Anthology Film Archives is currently hosting the Walking Picture Palace, an annual avant-garde film showcase which this year includes “Illuminated Hours and Days,” a round-up of recent work by Nathanial Dorsky. Program 1, which includes his films Sarabande and Winter among others, screens tonight.
Winter is the 20-minute companion piece to Dorsky’s Eisensteinian/Mahlerian Sarabande, which mounts like a double helix out of dialectical clashes in color, speed, location, and abstraction/figuration as it builds twining strains. Winter is more traditional, horizontal lieder accelerating fluidly through a San Francisco Indian Summer refocused to single strains of light and sudden bursts of clarity.

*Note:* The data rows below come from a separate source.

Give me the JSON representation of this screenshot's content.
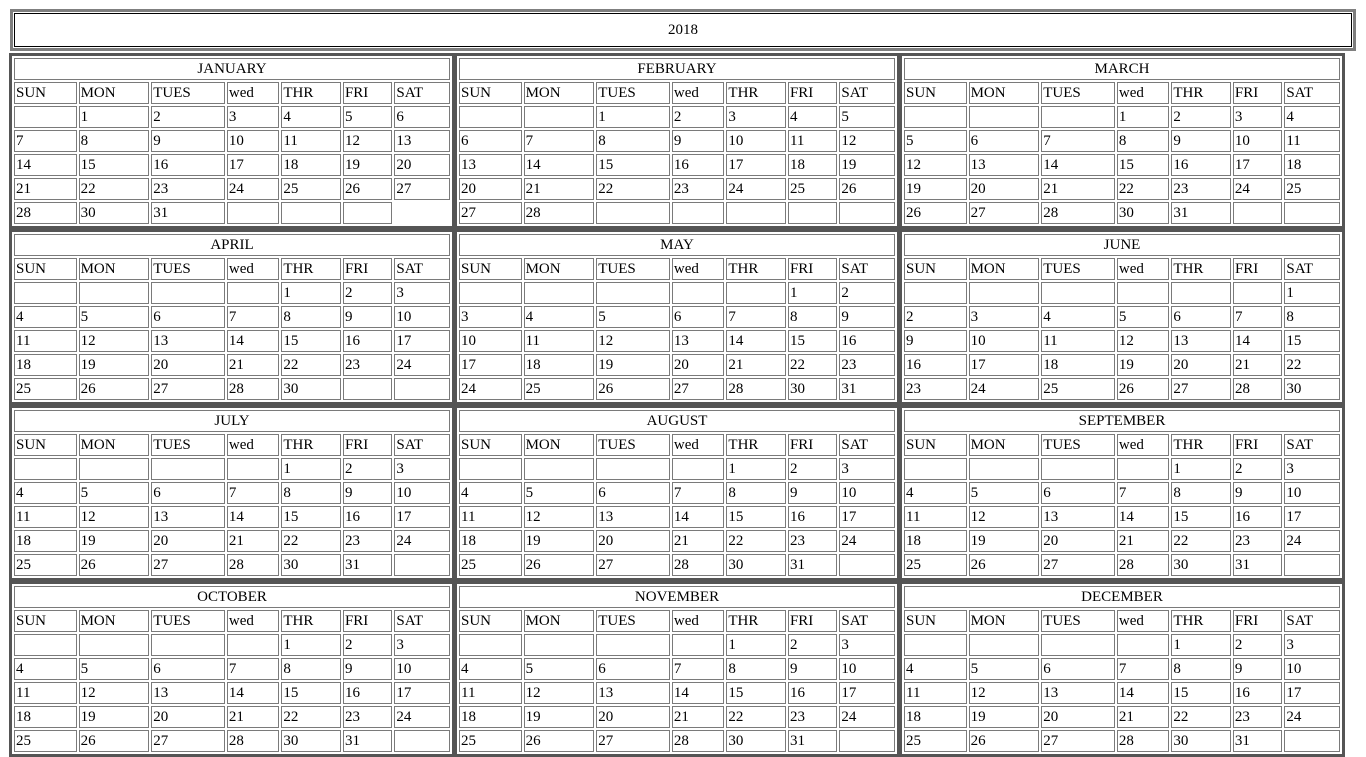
{
  "year": "2018",
  "weekdays": [
    "SUN",
    "MON",
    "TUES",
    "wed",
    "THR",
    "FRI",
    "SAT"
  ],
  "months": [
    {
      "name": "JANUARY",
      "weeks": [
        [
          "",
          "1",
          "2",
          "3",
          "4",
          "5",
          "6"
        ],
        [
          "7",
          "8",
          "9",
          "10",
          "11",
          "12",
          "13"
        ],
        [
          "14",
          "15",
          "16",
          "17",
          "18",
          "19",
          "20"
        ],
        [
          "21",
          "22",
          "23",
          "24",
          "25",
          "26",
          "27"
        ],
        [
          "28",
          "30",
          "31",
          "",
          "",
          "",
          null
        ]
      ]
    },
    {
      "name": "FEBRUARY",
      "weeks": [
        [
          "",
          "",
          "1",
          "2",
          "3",
          "4",
          "5"
        ],
        [
          "6",
          "7",
          "8",
          "9",
          "10",
          "11",
          "12"
        ],
        [
          "13",
          "14",
          "15",
          "16",
          "17",
          "18",
          "19"
        ],
        [
          "20",
          "21",
          "22",
          "23",
          "24",
          "25",
          "26"
        ],
        [
          "27",
          "28",
          "",
          "",
          "",
          "",
          ""
        ]
      ]
    },
    {
      "name": "MARCH",
      "weeks": [
        [
          "",
          "",
          "",
          "1",
          "2",
          "3",
          "4"
        ],
        [
          "5",
          "6",
          "7",
          "8",
          "9",
          "10",
          "11"
        ],
        [
          "12",
          "13",
          "14",
          "15",
          "16",
          "17",
          "18"
        ],
        [
          "19",
          "20",
          "21",
          "22",
          "23",
          "24",
          "25"
        ],
        [
          "26",
          "27",
          "28",
          "30",
          "31",
          "",
          ""
        ]
      ]
    },
    {
      "name": "APRIL",
      "weeks": [
        [
          "",
          "",
          "",
          "",
          "1",
          "2",
          "3"
        ],
        [
          "4",
          "5",
          "6",
          "7",
          "8",
          "9",
          "10"
        ],
        [
          "11",
          "12",
          "13",
          "14",
          "15",
          "16",
          "17"
        ],
        [
          "18",
          "19",
          "20",
          "21",
          "22",
          "23",
          "24"
        ],
        [
          "25",
          "26",
          "27",
          "28",
          "30",
          "",
          ""
        ]
      ]
    },
    {
      "name": "MAY",
      "weeks": [
        [
          "",
          "",
          "",
          "",
          "",
          "1",
          "2"
        ],
        [
          "3",
          "4",
          "5",
          "6",
          "7",
          "8",
          "9"
        ],
        [
          "10",
          "11",
          "12",
          "13",
          "14",
          "15",
          "16"
        ],
        [
          "17",
          "18",
          "19",
          "20",
          "21",
          "22",
          "23"
        ],
        [
          "24",
          "25",
          "26",
          "27",
          "28",
          "30",
          "31"
        ]
      ]
    },
    {
      "name": "JUNE",
      "weeks": [
        [
          "",
          "",
          "",
          "",
          "",
          "",
          "1"
        ],
        [
          "2",
          "3",
          "4",
          "5",
          "6",
          "7",
          "8"
        ],
        [
          "9",
          "10",
          "11",
          "12",
          "13",
          "14",
          "15"
        ],
        [
          "16",
          "17",
          "18",
          "19",
          "20",
          "21",
          "22"
        ],
        [
          "23",
          "24",
          "25",
          "26",
          "27",
          "28",
          "30"
        ]
      ]
    },
    {
      "name": "JULY",
      "weeks": [
        [
          "",
          "",
          "",
          "",
          "1",
          "2",
          "3"
        ],
        [
          "4",
          "5",
          "6",
          "7",
          "8",
          "9",
          "10"
        ],
        [
          "11",
          "12",
          "13",
          "14",
          "15",
          "16",
          "17"
        ],
        [
          "18",
          "19",
          "20",
          "21",
          "22",
          "23",
          "24"
        ],
        [
          "25",
          "26",
          "27",
          "28",
          "30",
          "31",
          ""
        ]
      ]
    },
    {
      "name": "AUGUST",
      "weeks": [
        [
          "",
          "",
          "",
          "",
          "1",
          "2",
          "3"
        ],
        [
          "4",
          "5",
          "6",
          "7",
          "8",
          "9",
          "10"
        ],
        [
          "11",
          "12",
          "13",
          "14",
          "15",
          "16",
          "17"
        ],
        [
          "18",
          "19",
          "20",
          "21",
          "22",
          "23",
          "24"
        ],
        [
          "25",
          "26",
          "27",
          "28",
          "30",
          "31",
          ""
        ]
      ]
    },
    {
      "name": "SEPTEMBER",
      "weeks": [
        [
          "",
          "",
          "",
          "",
          "1",
          "2",
          "3"
        ],
        [
          "4",
          "5",
          "6",
          "7",
          "8",
          "9",
          "10"
        ],
        [
          "11",
          "12",
          "13",
          "14",
          "15",
          "16",
          "17"
        ],
        [
          "18",
          "19",
          "20",
          "21",
          "22",
          "23",
          "24"
        ],
        [
          "25",
          "26",
          "27",
          "28",
          "30",
          "31",
          ""
        ]
      ]
    },
    {
      "name": "OCTOBER",
      "weeks": [
        [
          "",
          "",
          "",
          "",
          "1",
          "2",
          "3"
        ],
        [
          "4",
          "5",
          "6",
          "7",
          "8",
          "9",
          "10"
        ],
        [
          "11",
          "12",
          "13",
          "14",
          "15",
          "16",
          "17"
        ],
        [
          "18",
          "19",
          "20",
          "21",
          "22",
          "23",
          "24"
        ],
        [
          "25",
          "26",
          "27",
          "28",
          "30",
          "31",
          ""
        ]
      ]
    },
    {
      "name": "NOVEMBER",
      "weeks": [
        [
          "",
          "",
          "",
          "",
          "1",
          "2",
          "3"
        ],
        [
          "4",
          "5",
          "6",
          "7",
          "8",
          "9",
          "10"
        ],
        [
          "11",
          "12",
          "13",
          "14",
          "15",
          "16",
          "17"
        ],
        [
          "18",
          "19",
          "20",
          "21",
          "22",
          "23",
          "24"
        ],
        [
          "25",
          "26",
          "27",
          "28",
          "30",
          "31",
          ""
        ]
      ]
    },
    {
      "name": "DECEMBER",
      "weeks": [
        [
          "",
          "",
          "",
          "",
          "1",
          "2",
          "3"
        ],
        [
          "4",
          "5",
          "6",
          "7",
          "8",
          "9",
          "10"
        ],
        [
          "11",
          "12",
          "13",
          "14",
          "15",
          "16",
          "17"
        ],
        [
          "18",
          "19",
          "20",
          "21",
          "22",
          "23",
          "24"
        ],
        [
          "25",
          "26",
          "27",
          "28",
          "30",
          "31",
          ""
        ]
      ]
    }
  ]
}
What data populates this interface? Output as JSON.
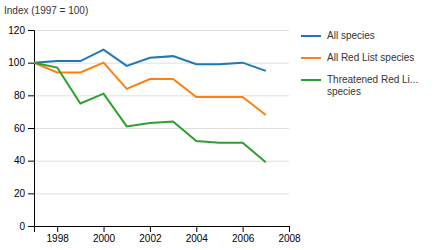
{
  "chart_data": {
    "type": "line",
    "ylabel": "Index (1997 = 100)",
    "x": [
      1997,
      1998,
      1999,
      2000,
      2001,
      2002,
      2003,
      2004,
      2005,
      2006,
      2007
    ],
    "series": [
      {
        "name": "All species",
        "values": [
          100,
          101,
          101,
          108,
          98,
          103,
          104,
          99,
          99,
          100,
          95
        ]
      },
      {
        "name": "All Red List species",
        "values": [
          100,
          94,
          94,
          100,
          84,
          90,
          90,
          79,
          79,
          79,
          68
        ]
      },
      {
        "name": "Threatened Red Li...\nspecies",
        "values": [
          100,
          97,
          75,
          81,
          61,
          63,
          64,
          52,
          51,
          51,
          39
        ]
      }
    ],
    "xlim": [
      1997,
      2008
    ],
    "xticks": [
      1998,
      2000,
      2002,
      2004,
      2006,
      2008
    ],
    "ylim": [
      0,
      120
    ],
    "yticks": [
      0,
      20,
      40,
      60,
      80,
      100,
      120
    ],
    "grid": true,
    "legend": "right"
  }
}
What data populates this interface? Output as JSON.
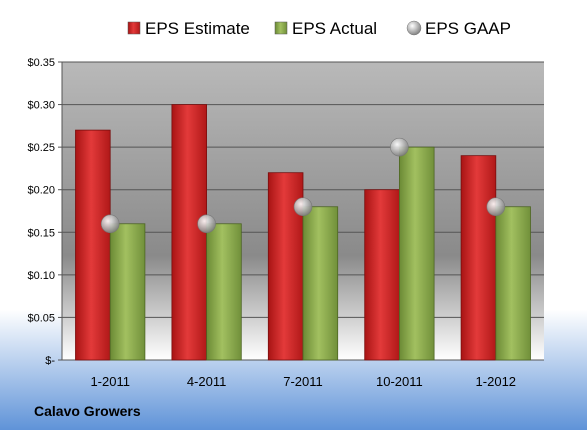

The film looks shot day-for night, and often like Dorsky’s held a flashlight to an underground civilization, so that time, season, city and country are already in sickly dissolve; Dorsky’s abstractions—silhouettes, liquids, and window reflections—make it seem like the simple play of light could wash them away. In Dorsky’s comedy, the city is an enclosed playhouse with a view onto the galaxy; repeatedly Dorsky emphasizes living things that look like toys (someone’s body, face unseen, and a dog that looks stuffed gazing cockeyed at the cosmos) and toys that look alive (an extended magic lantern show). The effect is a sleep-walking city moving unconsciously to a dance, the rhythm as always in Dorsky’s crescendos of light and montage. Where Sarabande ends portentously on its opening shot, Winter finishes in a frantic burst of roses, as though there’s no way to grasp these things but the last, most insignificant shot, is let to spin on in the imagination.
DP– I saw this, based on your rec. It was amazing and everything you said aesthetically is so correct. Thanks for never leading astray. But I think you have seasonal dyslexia. Why did you write that a film called “Winter” is about Indian Summer? And it ends in quince blossoms, which mark the tip of spring, not pre-summer roses. Oh I know– because Summer is cold and dry and brown in San Francisco, and winter is the green, fertile season–dark green shadowed winter solstice light. Hard to conceive of for anyone from outside. Dorsky, from the East Coast, said the film is about his awe of this inverse.
“Oh I know– because Summer is cold and dry and brown in San Francisco, and winter is the green, fertile season–dark green shadowed winter solstice light. Hard to conceive of for anyone from outside. Dorsky, from the East Coast, said the film is about his awe of this inverse.”
That’s as good an answer as I could give.